The evaluation states that Pennsylvania will need to place considerably greater emphasis on increasing implementation in the agriculture sector to address nitrogen and phosphorus, and in the urban sector for all three pollutants to meet its commitments by 2025. In addition, changes in level of effort may be necessary to meet the 2025 targets for all three pollutants.
In the Pennsylvania evaluation, the agriculture and urban/suburban stormwater sectors were designated ‘maintain backstop actions level’ by EPA, while the wastewater sector had the ‘maintain ongoing oversight’ designation.
In January 2016, Pennsylvania released its “Reboot Strategy.” It described the Commonwealth’s intent to ‘ramp up’ efforts for compliance, data tracking and reporting, as well as targeted funding for best management practices implementation to be on track for the 2025 goals.
Virginia data showed achievement in its state-wide targets for nitrogen and phosphorus, but not in its state-wide sediment target. Virginia is not on track for sediment for either the agriculture or urban/suburban sectors. The wastewater sector is on track for all three pollutants.
Based on Virginia’s anticipated reductions for nitrogen, phosphorus and sediment during the 2016-17 milestone period, Virginia is on track to meet all its state-wide targets for 2017.

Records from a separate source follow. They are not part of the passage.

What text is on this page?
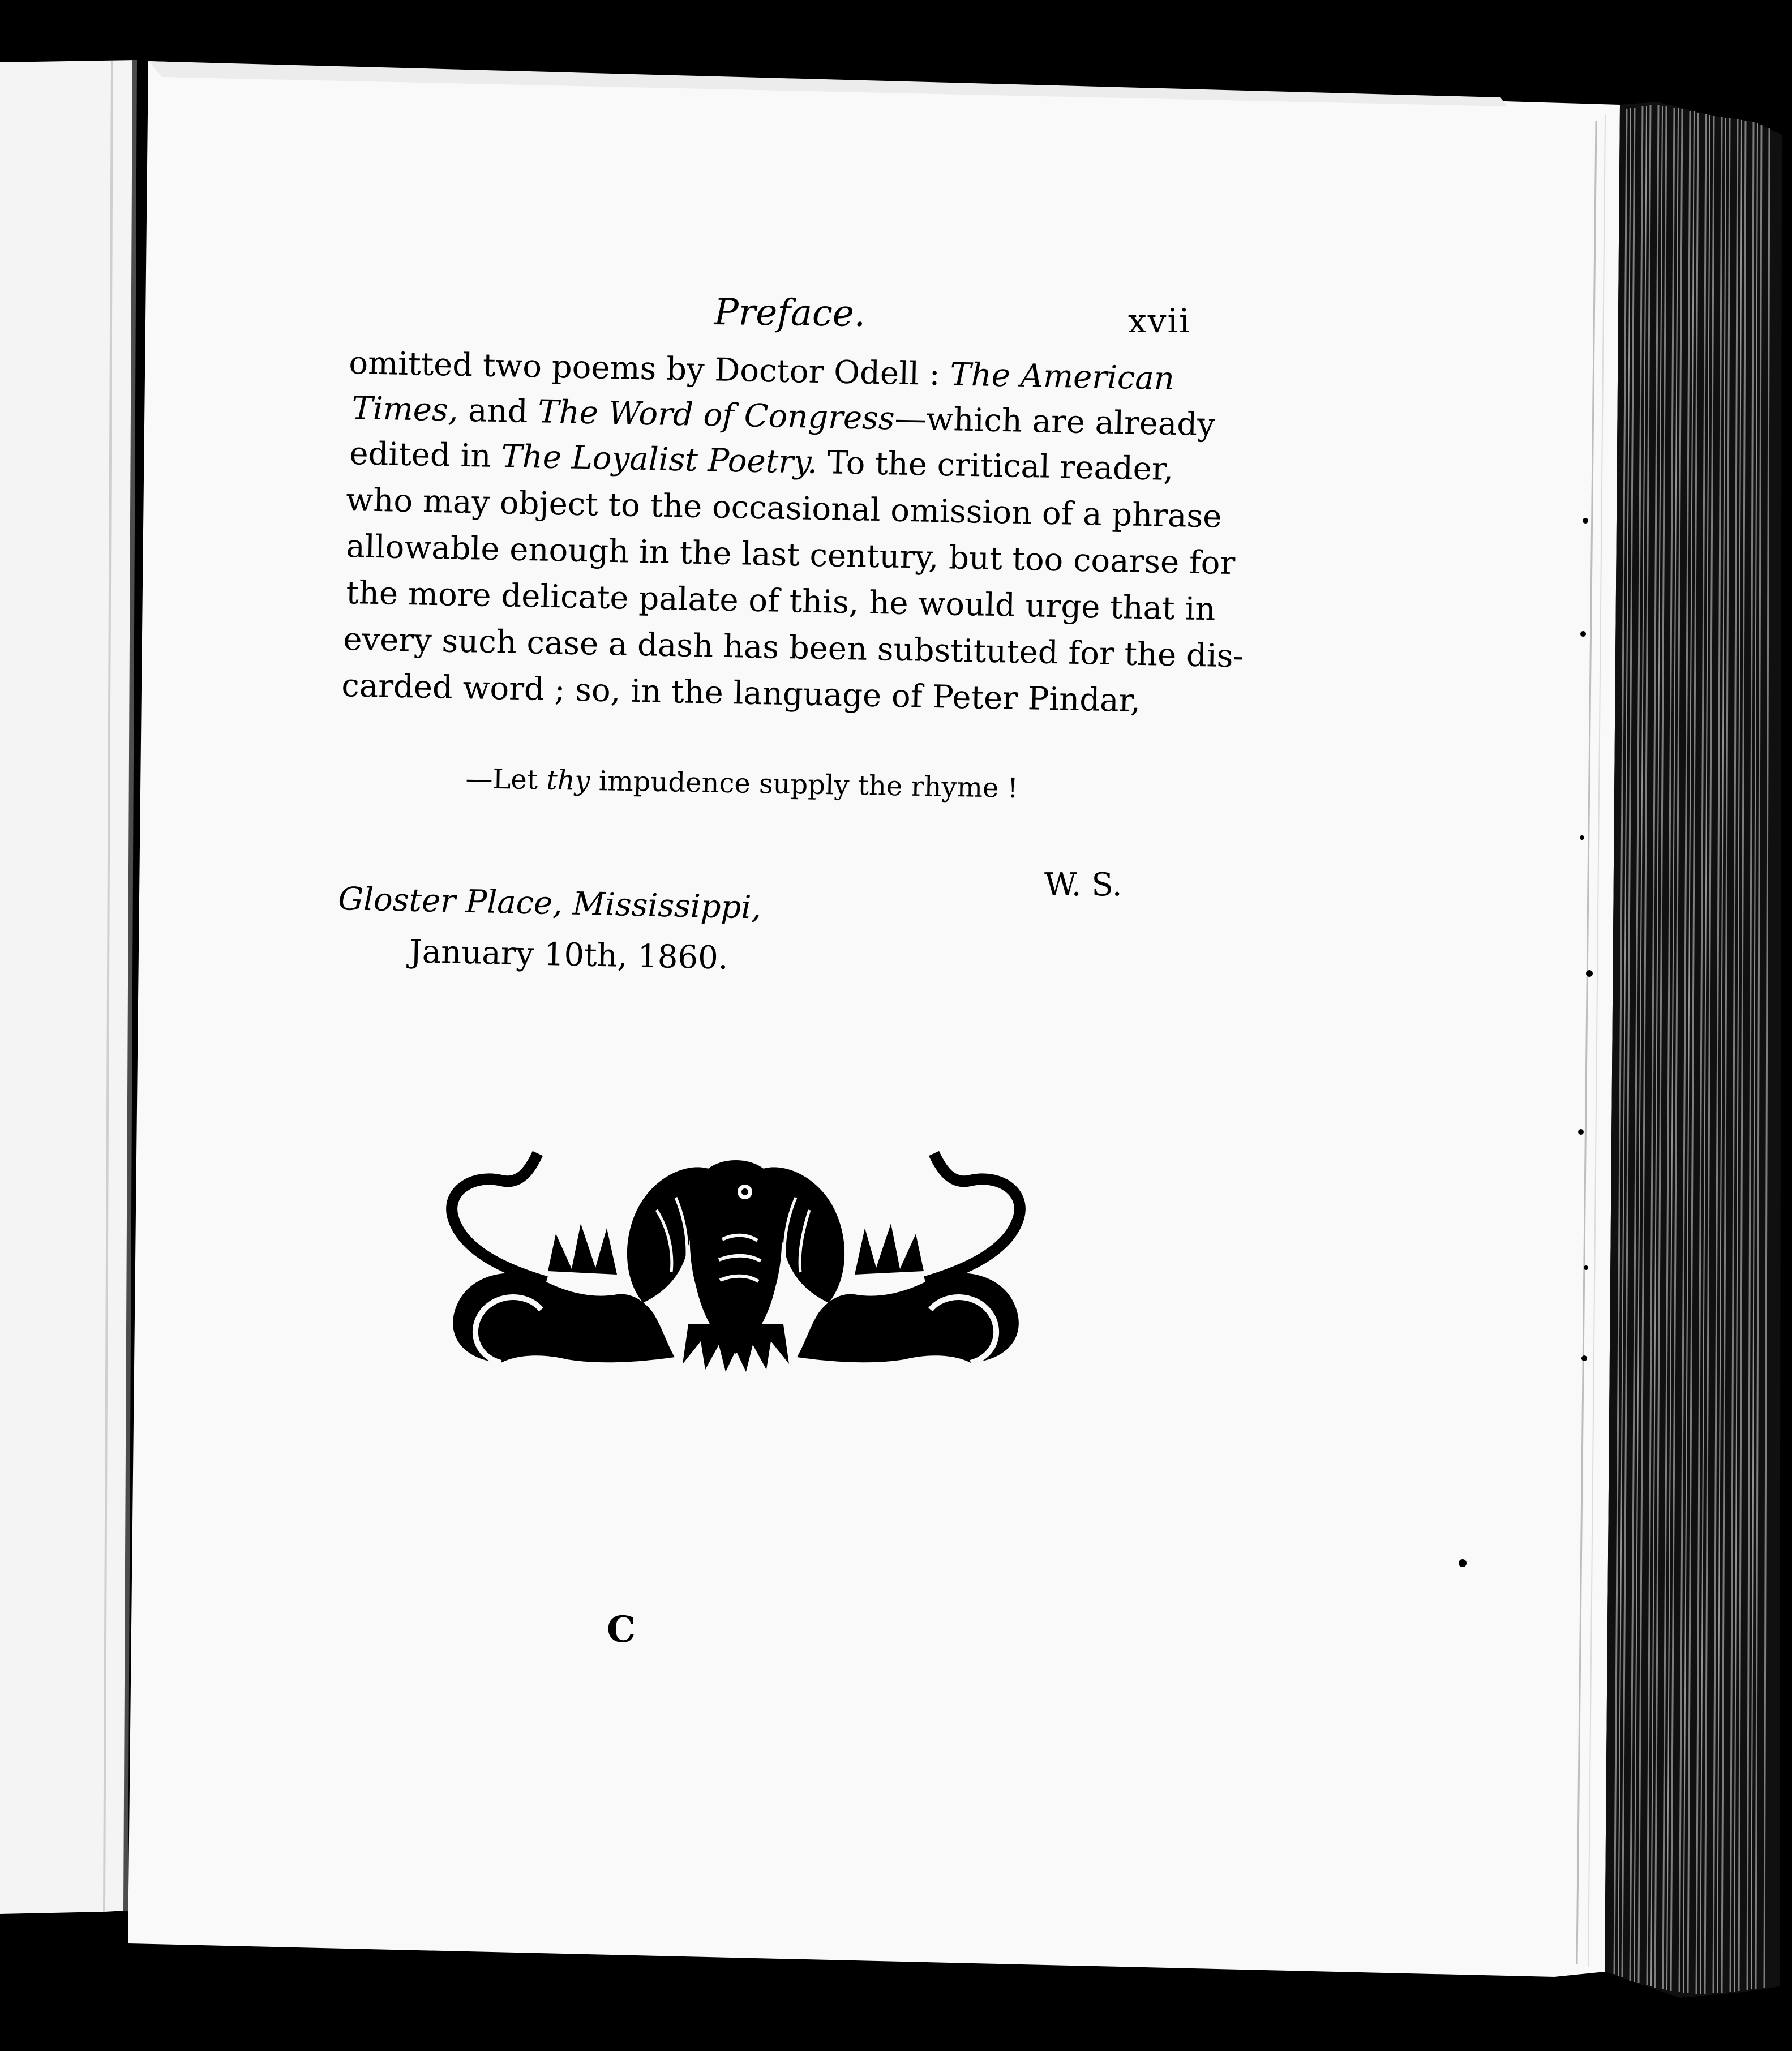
Preface.	xvii
omitted two poems by Doctor Odell : The American
Times, and The Word of Congress—which are already
edited in The Loyalist Poetry. To the critical reader,
who may object to the occasional omission of a phrase
allowable enough in the last century, but too coarse for
the more delicate palate of this, he would urge that in
every such case a dash has been substituted for the dis-
carded word ; so, in the language of Peter Pindar,
—Let thy impudence supply the rhyme !
W. S.
Gloster Place, Mississippi,
January 10th, 1860.
C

However, in the urban sector, Virginia is not on track for all three pollutants. To meet the 2025 targets, it will need to place additional emphasis on increasing implementation in the urban sector.
EPA designated each of Virginia’s sectors ‘maintain ongoing oversight.’
Several EPA evaluations recognize that further nutrient and sediment reductions need to be developed due to higher portions of pollutants than previously anticipated now passing through the Conowingo Dam and into the Chesapeake Bay. This is due to reservoirs filling up and losing their trapping capacity.
Regarding the two-year assessment, William Baker, president of the Chesapeake Bay Foundation, applauded the pollution reductions made from sewage treatment plants. Baker added, “The region as a whole, however, is not on track to meet its 2017 goals, largely as a result of Pennsylvania’s failure to reduce nitrogen pollution from agriculture.”
During EPA’s conference call, Administrator Garvin was questioned whether the agency anticipated backstop consequences due to Pennsylvania’s ‘shortfall.’
In his response, Garvin stressed, “More work needs to be done,” and indicated that backstop measures will be used if needed. Garvin also emphasized supporting efforts of the jurisdictions, and the evaluations include recommended priorities. Garvin concluded, “We’re all in this thing together.”